The states in question are in agreement that, in the context of opening their borders, they would take effective measures against the spread of the coronavirus, such as the obligation to wear masks, as well as the establishment of a quick and simple testing protocol.

Israel has been in the forefront of these efforts, as the MDA in collaboration with the IDF have come up with a mobile testing unit that is easy to assemble, can be relocated quickly on a truck bed, and is perfectly safe for the testing staff.

MDA mobile unit for coronavirus samples / Gil Cohen, MDA

It has also been reported that common hygiene measures would be agreed on between the states, such as the requirement to wear masks during flights, and even the possibility of rapid blood tests to detect the virus onboard flights.

The bloc is already working on a roadmap to open its international borders to its member states, according to the WSJ, affirming that certain countries could receive tourists from member countries in the coming weeks.

The deal contradicts the very idea of the European Union’s 1985 Schengen Agreement, which led to the creation of Europe’s Schengen Area, in which internal border checks have largely been abolished.

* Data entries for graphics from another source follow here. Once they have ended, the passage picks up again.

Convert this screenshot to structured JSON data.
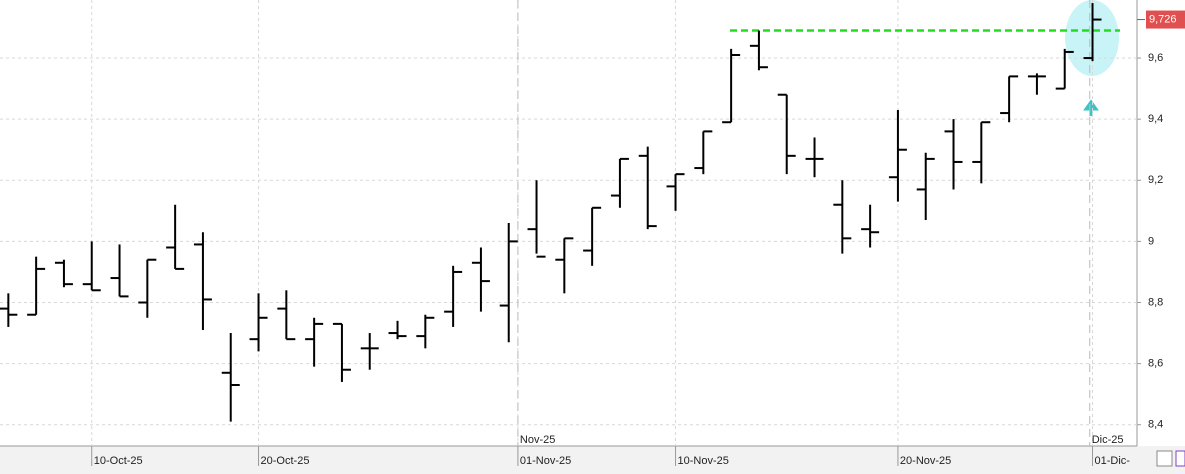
{
  "chart_data": {
    "type": "ohlc",
    "series": [
      {
        "color": "#000000",
        "open": [
          8.78,
          8.76,
          8.93,
          8.86,
          8.88,
          8.8,
          8.98,
          8.99,
          8.57,
          8.68,
          8.78,
          8.68,
          8.73,
          8.65,
          8.7,
          8.69,
          8.77,
          8.93,
          8.79,
          9.04,
          8.94,
          8.97,
          9.15,
          9.28,
          9.18,
          9.24,
          9.39,
          9.64,
          9.48,
          9.27,
          9.12,
          9.04,
          9.21,
          9.17,
          9.36,
          9.26,
          9.42,
          9.54,
          9.5,
          9.6
        ],
        "high": [
          8.83,
          8.95,
          8.94,
          9.0,
          8.99,
          8.94,
          9.12,
          9.03,
          8.7,
          8.83,
          8.84,
          8.75,
          8.73,
          8.7,
          8.74,
          8.76,
          8.92,
          8.98,
          9.06,
          9.2,
          9.01,
          9.11,
          9.27,
          9.31,
          9.22,
          9.36,
          9.63,
          9.69,
          9.48,
          9.34,
          9.2,
          9.12,
          9.43,
          9.29,
          9.4,
          9.39,
          9.54,
          9.55,
          9.63,
          9.78
        ],
        "low": [
          8.72,
          8.76,
          8.85,
          8.84,
          8.82,
          8.75,
          8.91,
          8.71,
          8.41,
          8.64,
          8.68,
          8.59,
          8.54,
          8.58,
          8.68,
          8.65,
          8.72,
          8.77,
          8.67,
          8.96,
          8.83,
          8.92,
          9.11,
          9.04,
          9.1,
          9.22,
          9.39,
          9.56,
          9.22,
          9.21,
          8.96,
          8.98,
          9.13,
          9.07,
          9.17,
          9.19,
          9.39,
          9.48,
          9.5,
          9.59
        ],
        "close": [
          8.76,
          8.91,
          8.86,
          8.84,
          8.82,
          8.94,
          8.91,
          8.81,
          8.53,
          8.75,
          8.68,
          8.73,
          8.58,
          8.65,
          8.69,
          8.75,
          8.9,
          8.87,
          9.0,
          8.95,
          9.01,
          9.11,
          9.27,
          9.05,
          9.22,
          9.36,
          9.61,
          9.57,
          9.28,
          9.27,
          9.01,
          9.03,
          9.3,
          9.27,
          9.26,
          9.39,
          9.54,
          9.54,
          9.62,
          9.726
        ]
      }
    ],
    "xlim": [
      -0.3,
      40.6
    ],
    "xticks": [
      {
        "value": 3,
        "label": "10-Oct-25"
      },
      {
        "value": 9,
        "label": "20-Oct-25"
      },
      {
        "value": 18.33,
        "label": "01-Nov-25"
      },
      {
        "value": 24,
        "label": "10-Nov-25"
      },
      {
        "value": 32,
        "label": "20-Nov-25"
      },
      {
        "value": 39,
        "label": "01-Dic-"
      }
    ],
    "month_ticks": [
      {
        "value": 18.33,
        "label": "Nov-25"
      },
      {
        "value": 38.9,
        "label": "Dic-25"
      }
    ],
    "ylim": [
      8.35,
      9.79
    ],
    "yticks": [
      {
        "value": 8.4,
        "label": "8,4"
      },
      {
        "value": 8.6,
        "label": "8,6"
      },
      {
        "value": 8.8,
        "label": "8,8"
      },
      9,
      {
        "value": 9.2,
        "label": "9,2"
      },
      {
        "value": 9.4,
        "label": "9,4"
      },
      {
        "value": 9.6,
        "label": "9,6"
      }
    ],
    "grid": true,
    "resistance": {
      "value": 9.69,
      "color": "#22dd22"
    },
    "last_price": {
      "value": 9.726,
      "label": "9,726"
    }
  }
}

Should Austria establish a selective reopening of its borders, preferring Israel over, say, Italy, where the pandemic is still killing tens of thousands, it would upset the remaining members of the 27-country EU. Which is why they are currently opposed to the Israeli-European initiative.

Germany, which has so far been relatively successful in containing the coronavirus epidemic, has announced that it does not wish to participate in the Kurtz forum, should it be invited.

Chancellor Kurtz has been interviewed on German media in recent weeks, and said he planns to open the Austrian border to German tourism, but on Sunday, German Interior Minister Horst Seehofer announced that “it is too early to discuss the issue.” Germany has announced that it would maintain its closed borders through mid-June.

Austria’s economy has taken a harsh beating from the early closing of ski season, and is now hoping to capitalize on summer tourism in the Austrian Alps. Next on the Chancellor’s sights are Australia and Singapore.

The exclusive club’s leaders have agreed to continue meeting online every two weeks. Danish Prime Minister Mette Frederiksen congratulated the Austrian initiative, and said she accepts that “the EU is a very important framework, but I think this global alliance is very attractive because it brings together countries from around the world around the discussion table.”

And it keeps out countries where the pandemic is still very much alive and kicking.